Digo isso com cautela, pois seriam necessários estudos para ter total certeza. Estou me referindo a dois perfis que foram bem identificados pelo psicólogo Stephen Karpman: os vitimistas e os salvadores. Os narcisistas vitimistas (diferente das vítimas genuínas) se proliferam em grupos cristãos porque geralmente são calorosos e abertos à compaixão. Todos os que estão ao redor do PN vitimista estão totalmente mobilizados a seu serviço, sentindo-se culpados por não estar fazendo o suficiente, sem nunca ouvir um obrigado, e sem que o vitimista faça o menor esforço para sair dessa situação.

E o perfil do salvador?

Aqui precisamos distinguir o salvador do salva-vidas. André Frossard disse que o fundamentalista é aquele que faz a vontade de Deus, quer Deus queira ou não. Bem, o salvador é aquele que faz o bem ao outro… quer o outro goste ou não! É a pessoa que impõe sua ajuda – “É para o seu bem”! No entanto, Jesus propõe, nunca impõe: “O que você quer que eu faça por você?”. 

Então a PN, com toda sua onipotência, toma para si certos atributos divinos?

Exatamente. A pessoa de personalidade narcisista deseja ser amada mais do que os outros; no fundo, ela quer ser adorada pelos outros – como não pensar em Satanás e na terceira tentação de Cristo? Mas há algo específico que se passa nos ambientes religiosos: os PNs monopolizam Deus para estabelecer seu poder. Por exemplo, eles afirmam falar em nome de Deus e invocar a Deus para fazer outros se sentirem culpados.

Eles têm consciência daquilo que estão fazendo?

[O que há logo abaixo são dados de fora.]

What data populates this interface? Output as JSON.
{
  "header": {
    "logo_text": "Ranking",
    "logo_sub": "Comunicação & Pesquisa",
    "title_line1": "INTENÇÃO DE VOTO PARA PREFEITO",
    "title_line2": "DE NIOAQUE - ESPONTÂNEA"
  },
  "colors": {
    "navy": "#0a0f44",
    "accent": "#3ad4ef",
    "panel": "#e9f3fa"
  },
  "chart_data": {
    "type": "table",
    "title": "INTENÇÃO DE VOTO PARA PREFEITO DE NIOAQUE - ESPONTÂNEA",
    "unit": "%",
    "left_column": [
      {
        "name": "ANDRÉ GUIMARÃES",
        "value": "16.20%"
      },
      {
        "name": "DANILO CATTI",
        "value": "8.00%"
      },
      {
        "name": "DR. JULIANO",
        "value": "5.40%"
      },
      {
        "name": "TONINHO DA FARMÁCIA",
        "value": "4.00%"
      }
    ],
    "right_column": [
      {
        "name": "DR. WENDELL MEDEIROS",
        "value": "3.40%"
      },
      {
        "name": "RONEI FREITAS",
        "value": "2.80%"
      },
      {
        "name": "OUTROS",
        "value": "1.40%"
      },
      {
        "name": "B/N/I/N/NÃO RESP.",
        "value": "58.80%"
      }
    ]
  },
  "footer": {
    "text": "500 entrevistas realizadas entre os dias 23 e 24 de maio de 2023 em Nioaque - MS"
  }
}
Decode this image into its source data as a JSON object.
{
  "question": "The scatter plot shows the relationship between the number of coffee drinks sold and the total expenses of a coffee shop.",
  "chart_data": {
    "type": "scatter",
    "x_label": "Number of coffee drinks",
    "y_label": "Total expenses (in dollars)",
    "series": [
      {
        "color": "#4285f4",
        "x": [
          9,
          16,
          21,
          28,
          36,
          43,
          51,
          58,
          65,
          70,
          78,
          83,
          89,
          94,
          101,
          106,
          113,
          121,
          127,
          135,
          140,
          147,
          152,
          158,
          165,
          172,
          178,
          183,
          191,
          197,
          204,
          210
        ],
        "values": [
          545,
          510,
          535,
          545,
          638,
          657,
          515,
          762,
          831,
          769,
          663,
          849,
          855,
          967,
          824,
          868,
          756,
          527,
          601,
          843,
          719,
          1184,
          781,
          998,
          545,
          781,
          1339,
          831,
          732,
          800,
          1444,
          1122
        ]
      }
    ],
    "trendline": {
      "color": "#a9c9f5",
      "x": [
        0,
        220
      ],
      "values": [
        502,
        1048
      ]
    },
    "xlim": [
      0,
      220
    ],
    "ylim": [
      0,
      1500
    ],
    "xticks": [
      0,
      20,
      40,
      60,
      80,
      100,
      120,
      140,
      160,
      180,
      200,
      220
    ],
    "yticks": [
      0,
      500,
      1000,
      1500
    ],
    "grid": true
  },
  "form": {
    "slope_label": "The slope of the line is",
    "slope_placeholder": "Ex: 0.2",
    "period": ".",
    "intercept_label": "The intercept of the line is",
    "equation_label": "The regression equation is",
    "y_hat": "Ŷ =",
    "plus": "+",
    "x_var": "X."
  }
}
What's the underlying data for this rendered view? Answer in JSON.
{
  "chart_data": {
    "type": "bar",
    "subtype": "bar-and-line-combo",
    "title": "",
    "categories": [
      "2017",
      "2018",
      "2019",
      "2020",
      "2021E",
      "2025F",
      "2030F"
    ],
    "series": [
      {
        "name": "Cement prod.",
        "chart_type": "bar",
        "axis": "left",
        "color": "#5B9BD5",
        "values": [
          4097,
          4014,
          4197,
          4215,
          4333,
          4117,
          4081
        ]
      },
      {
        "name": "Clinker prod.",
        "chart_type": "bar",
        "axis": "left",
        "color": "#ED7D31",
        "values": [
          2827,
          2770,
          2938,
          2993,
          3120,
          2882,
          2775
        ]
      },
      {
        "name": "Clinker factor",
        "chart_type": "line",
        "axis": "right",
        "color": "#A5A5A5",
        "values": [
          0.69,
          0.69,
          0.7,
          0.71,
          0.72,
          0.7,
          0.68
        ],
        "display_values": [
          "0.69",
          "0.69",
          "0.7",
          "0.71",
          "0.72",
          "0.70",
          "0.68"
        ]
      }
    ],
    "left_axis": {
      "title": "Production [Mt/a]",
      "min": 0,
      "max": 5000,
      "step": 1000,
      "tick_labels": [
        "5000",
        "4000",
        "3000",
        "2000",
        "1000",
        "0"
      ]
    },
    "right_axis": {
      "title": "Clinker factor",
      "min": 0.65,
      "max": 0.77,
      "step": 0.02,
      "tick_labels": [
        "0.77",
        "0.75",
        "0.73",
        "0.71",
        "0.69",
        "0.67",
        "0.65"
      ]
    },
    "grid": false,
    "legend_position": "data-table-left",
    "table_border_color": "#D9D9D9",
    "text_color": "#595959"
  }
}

Em termos cristãos os PNs seriam considerados pecadores ou apenas doentes? Esta é uma questão delicada. Os especialistas estão divididos neste assunto. Contudo, a experiência, a filosofia moral e a fé me dão a certeza de que a consciência moral está presente em todos os homens. O psiquiatra Baruk notou que um psicótico, mesmo afetado de maneira severa e duradoura, tem momentos de lucidez moral. Por exemplo, ele sabe quando alguém está praticando uma injustiça em relação a ele. Da mesma forma, a PN é calculista, atenta à realidade. Esta razão constantemente em alerta é certamente iluminada, nem que seja de vez em quando, por esta luz que é a consciência moral, e, portanto, é possível perceber, ao menos fugazmente, o mal que ela faz.

Então, se a PN é consciente, ela pode admitir seus erros?

A PN pode reconhecer um erro, mas se justifica imediatamente. Por exemplo, o marido que bate na mulher – o contrário, mais raro, também existe – não pode negar o que fez. No entanto, ele acrescentará: “Você procurou isso. Você me levou ao limite!”. Sempre há uma desculpa. Eu digo: sempre. Porque a grande arma da PN é a indefinição das fronteiras entre o bem e o mal, fazendo o outro se sentir culpado.

Uma PN pode mudar?

Esta é outra questão muito delicada pois os estudos médicos e psicológicos não descrevem tais mudanças. Isso nos conduz a uma compreensão importante. Ao tomar qualquer decisão, devo sempre escolher cuidadosamente como se a pessoa que vive esse quadro psiquiátrico nunca mudará. Por exemplo, se sou bispo, evitarei, tanto quanto possível, nomear uma PN para um cargo de responsabilidade; se surgir alguma denúncia a respeito de uma pessoa com esse perfil, terei o cuidado de proteger as pessoas ao seu redor. Agora, quem pode sondar os corações do homem? Portanto, devo rezar por essa pessoa para que, quando um lampejo de clareza vier à sua mente, ela finalmente seja capaz de um ato de amor desinteressado.